Georgie used to tease him about being a waste of dimples. “Your face is like an O. Henry story. The world’s sweetest dimples and the boy who never laughs.”

“I laugh.”

“When? When you’re alone?”

“Yeah,” he said. “Every night when I’m sure everyone is asleep, I sit on my bed and laugh maniacally.”

“You never laugh at me.”

“You want me to laugh at you?”

“Yes,” she said. “I’m a comedy writer. I want everyone to laugh at me.”

“I guess I’m not much of a laugher.”

“Or maybe you just don’t think I’m funny.”

“You’re very funny, Georgie. Ask anybody.”

She pinched his ribs. “Not funny enough to make you laugh.”

“I never feel like laughing when things are funny,” he said. “I just think to myself, ‘Now, that’s funny.’”

“My life is like an O. Henry story,” Georgie said, “the funniest girl in the world and the boy who never laughs.”

“‘The funniest girl in the world,’ huh? I’m laughing on the inside right now.”

Neal’s dimples dimpled even when he was just thinking about smiling. And his blue eyes shone.

They’d kept having this conversation over the years, but it had gotten a lot less playful.

“I know you don’t watch our show,” Georgie would say.
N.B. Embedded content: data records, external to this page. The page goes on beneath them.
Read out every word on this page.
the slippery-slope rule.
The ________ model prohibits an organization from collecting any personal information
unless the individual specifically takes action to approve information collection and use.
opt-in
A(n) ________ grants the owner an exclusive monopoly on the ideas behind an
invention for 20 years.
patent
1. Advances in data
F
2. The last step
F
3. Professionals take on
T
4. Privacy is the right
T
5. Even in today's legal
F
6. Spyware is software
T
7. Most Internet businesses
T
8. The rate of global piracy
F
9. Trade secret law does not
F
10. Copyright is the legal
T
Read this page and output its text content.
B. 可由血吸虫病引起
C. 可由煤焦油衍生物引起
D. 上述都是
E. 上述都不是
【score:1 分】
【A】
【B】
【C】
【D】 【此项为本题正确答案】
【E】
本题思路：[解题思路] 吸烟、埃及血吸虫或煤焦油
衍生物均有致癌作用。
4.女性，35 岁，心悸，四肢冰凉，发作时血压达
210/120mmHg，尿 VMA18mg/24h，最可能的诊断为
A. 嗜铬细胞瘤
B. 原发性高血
“You wouldn’t watch your show if it wasn’t your show,” Neal would answer. While he was folding laundry. Or slicing avocados.

“Yeah, but it is my show. And you’re my husband.”
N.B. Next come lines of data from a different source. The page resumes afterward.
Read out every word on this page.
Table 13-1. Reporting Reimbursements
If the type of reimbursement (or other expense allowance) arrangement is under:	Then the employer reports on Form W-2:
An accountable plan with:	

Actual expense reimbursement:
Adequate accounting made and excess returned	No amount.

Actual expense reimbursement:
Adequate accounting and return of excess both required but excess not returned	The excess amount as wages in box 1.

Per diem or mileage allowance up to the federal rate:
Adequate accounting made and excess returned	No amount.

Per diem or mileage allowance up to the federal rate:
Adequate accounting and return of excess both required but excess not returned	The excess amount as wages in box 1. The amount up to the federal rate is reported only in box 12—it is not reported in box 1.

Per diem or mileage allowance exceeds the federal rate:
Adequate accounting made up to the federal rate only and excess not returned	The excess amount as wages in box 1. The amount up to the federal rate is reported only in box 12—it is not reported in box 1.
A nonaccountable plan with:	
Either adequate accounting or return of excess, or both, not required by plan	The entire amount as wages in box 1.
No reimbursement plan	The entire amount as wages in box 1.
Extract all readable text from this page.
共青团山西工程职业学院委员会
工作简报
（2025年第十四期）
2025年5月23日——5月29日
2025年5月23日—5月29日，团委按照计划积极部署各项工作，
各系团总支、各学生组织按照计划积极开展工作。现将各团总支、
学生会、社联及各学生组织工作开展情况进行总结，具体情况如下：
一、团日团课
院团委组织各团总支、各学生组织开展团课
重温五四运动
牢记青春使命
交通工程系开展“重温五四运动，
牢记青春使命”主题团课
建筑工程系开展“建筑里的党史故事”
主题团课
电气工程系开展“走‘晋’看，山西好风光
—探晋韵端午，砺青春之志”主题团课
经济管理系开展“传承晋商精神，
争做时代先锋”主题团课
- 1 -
“The last time I watched it, you said I was being smug.”

“You were being smug. You were acting like it was beneath you.”

“Because it is beneath me. Christ, Georgie, it’s beneath you.”

It didn’t matter that he was right. . . .

Anyway.

The first time she’d borrowed that T-shirt, Neal had laughed and pinned her to his bed.

Because he didn’t laugh when he thought something was funny—he laughed when he was happy.